Clearly, each term in the expansion of $$(a_{1} + a_{2} + \dots + a_{n})^y$$ will have degree y.
Let an arbitary term be $$a_{1}^{p}a_{2}^{q}a_{3}^r\dots$$ then according to the condition p+q+r...=y.
Thus, find the number of integer solutions of the above equation. that's your required number of terms.

 

[hypermonkey2]

This is kind of interesting in that it might imply a quick solution to a question such as "how many pairs of integers satisfy a+b=100" and beyond, no?

 

[geniusprahar_21]

This is kind of interesting in that it might imply a quick solution to a question such as "how many pairs of integers satisfy a+b=100" and beyond, no?
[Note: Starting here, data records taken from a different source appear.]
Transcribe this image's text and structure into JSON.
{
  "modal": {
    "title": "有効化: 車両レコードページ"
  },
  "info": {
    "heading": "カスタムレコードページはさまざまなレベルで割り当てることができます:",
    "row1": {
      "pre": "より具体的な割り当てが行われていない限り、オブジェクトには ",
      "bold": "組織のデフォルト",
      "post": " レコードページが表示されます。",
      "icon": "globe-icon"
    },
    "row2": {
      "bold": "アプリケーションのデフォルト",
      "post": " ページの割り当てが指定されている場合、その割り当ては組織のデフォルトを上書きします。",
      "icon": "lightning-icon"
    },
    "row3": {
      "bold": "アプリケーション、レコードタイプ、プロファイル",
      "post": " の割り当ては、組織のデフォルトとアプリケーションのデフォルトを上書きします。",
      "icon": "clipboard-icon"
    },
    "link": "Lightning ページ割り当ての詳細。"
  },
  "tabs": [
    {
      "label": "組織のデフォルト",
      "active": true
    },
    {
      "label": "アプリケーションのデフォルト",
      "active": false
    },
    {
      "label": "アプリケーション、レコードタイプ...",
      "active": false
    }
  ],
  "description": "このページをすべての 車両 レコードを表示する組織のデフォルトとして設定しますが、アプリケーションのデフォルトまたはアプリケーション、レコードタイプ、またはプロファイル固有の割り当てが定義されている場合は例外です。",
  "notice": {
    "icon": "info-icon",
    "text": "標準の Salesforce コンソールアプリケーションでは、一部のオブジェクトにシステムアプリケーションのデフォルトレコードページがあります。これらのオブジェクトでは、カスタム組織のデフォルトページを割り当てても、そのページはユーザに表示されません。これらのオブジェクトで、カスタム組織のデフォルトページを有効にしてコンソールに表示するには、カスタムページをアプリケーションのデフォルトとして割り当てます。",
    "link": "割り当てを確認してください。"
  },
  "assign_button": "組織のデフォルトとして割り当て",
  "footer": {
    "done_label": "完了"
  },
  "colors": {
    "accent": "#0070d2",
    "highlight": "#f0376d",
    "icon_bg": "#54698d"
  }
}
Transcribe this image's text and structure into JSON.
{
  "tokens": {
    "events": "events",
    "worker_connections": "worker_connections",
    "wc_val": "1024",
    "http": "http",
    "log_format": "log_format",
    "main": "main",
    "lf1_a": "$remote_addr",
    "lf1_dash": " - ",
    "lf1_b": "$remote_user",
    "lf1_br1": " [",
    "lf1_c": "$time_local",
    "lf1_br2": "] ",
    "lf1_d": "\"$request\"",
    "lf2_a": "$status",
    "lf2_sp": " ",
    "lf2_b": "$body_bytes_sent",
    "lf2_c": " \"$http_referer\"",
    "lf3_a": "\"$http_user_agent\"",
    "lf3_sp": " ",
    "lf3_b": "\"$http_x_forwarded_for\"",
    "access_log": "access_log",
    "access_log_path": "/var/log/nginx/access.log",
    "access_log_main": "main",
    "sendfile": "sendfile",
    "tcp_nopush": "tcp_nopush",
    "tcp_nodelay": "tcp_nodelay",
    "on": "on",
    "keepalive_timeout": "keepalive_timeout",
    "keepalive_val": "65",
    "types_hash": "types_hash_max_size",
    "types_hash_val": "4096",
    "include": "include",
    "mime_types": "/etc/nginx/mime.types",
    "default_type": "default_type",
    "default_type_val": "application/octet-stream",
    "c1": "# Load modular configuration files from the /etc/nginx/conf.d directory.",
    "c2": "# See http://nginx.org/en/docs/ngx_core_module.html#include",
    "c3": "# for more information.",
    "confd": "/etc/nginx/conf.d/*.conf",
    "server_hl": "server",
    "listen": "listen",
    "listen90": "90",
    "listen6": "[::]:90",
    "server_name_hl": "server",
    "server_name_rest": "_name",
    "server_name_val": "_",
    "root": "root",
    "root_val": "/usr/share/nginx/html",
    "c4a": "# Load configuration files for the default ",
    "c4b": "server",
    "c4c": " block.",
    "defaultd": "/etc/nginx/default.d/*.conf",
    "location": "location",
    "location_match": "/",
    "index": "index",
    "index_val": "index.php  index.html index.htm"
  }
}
well, there is a quick solution to your question hypermonkey2, though i do not know the proof...

the number of solutions to $$a_1x_1 + a_2x_2 + \dots + a_nx_n = p \ where \ b_i \leq x_i \leq c_i \mbox{for}\ 1 \leq i \leq n$$ is given by the coefficient of $$t^n$$ in the expression

$$\prod ( (t^{a_i})^{b_i} + (t^{a_i})^{b_i + 1} + (t^{a_i})^{b_i + 2} + \dots + (t^{a_i})^{c_i})\where \ 1 \leq i \leq n$$

this however also includes solutions so that two $$x_i$$ may be equal. for distinct solutions introduce dummy variables so that condition of distinctness is removed. introduction of a dummy variable can be extended to number of solutions of the equation $$a_1x_1 + a_2x_2 + \dots + a_nx_n \leq p$$.

 

[robert Ihnot]

After spending some time trying to figure out what this is about, I think I see what the problem is. Let p = the power and n=number of linear terms, C = the combinations, then the number of terms in

$$(\sum n)^p=(p+n-1) C (p).$$

For p=1 it is trivial, and easy enough for p=2; I'll go ahead and show it for all n for p=3.

If n=1, then by the formula we should have 3C3=1, which is correct, and represents (a)^3=a^3, which is one term.

Now if it is true for n terms, which I represent as u and we add one more term, call it b, then we have by the binominal formula:

$$(u+b)^3=u^3+3u^2b+3ub^2+b^3$$

In this case b^3 adds only 1 term. 3ub^2 adds n more terms. 3u^2b adds (n+1)C2. (This by how the squares work) and u^3 by the induction hypothses adds (n+2)C3.

So we have (n+2)(n+1)n/6+(n+1)n/2+n+1 =(n+1)/6{n^2+2n+3n+6}=
(n+1)/6{(n+2)(n+3)}=(n+3)C3. Or the induction is complete for p=3.

 

[nepenthes9997]

Sorry for bad explanation and wrong formula after all,
for any polynomial (with number of terms n) to the yth power we may find number of terms after expansion by
n+y-1 C y
C means 'choose' for example aCb = a!
-----------
(a-b)! b!

for polynomial (a+b+c+d)^4 where number of terms is 4 (a, b, c, d) we may find number of terms after expansion by 4+3C4 which is 7C4 = 35
Thanks for all the help.

C actually means combination, not choose. Choose is only a simpler representative word for combination to help people to understand better.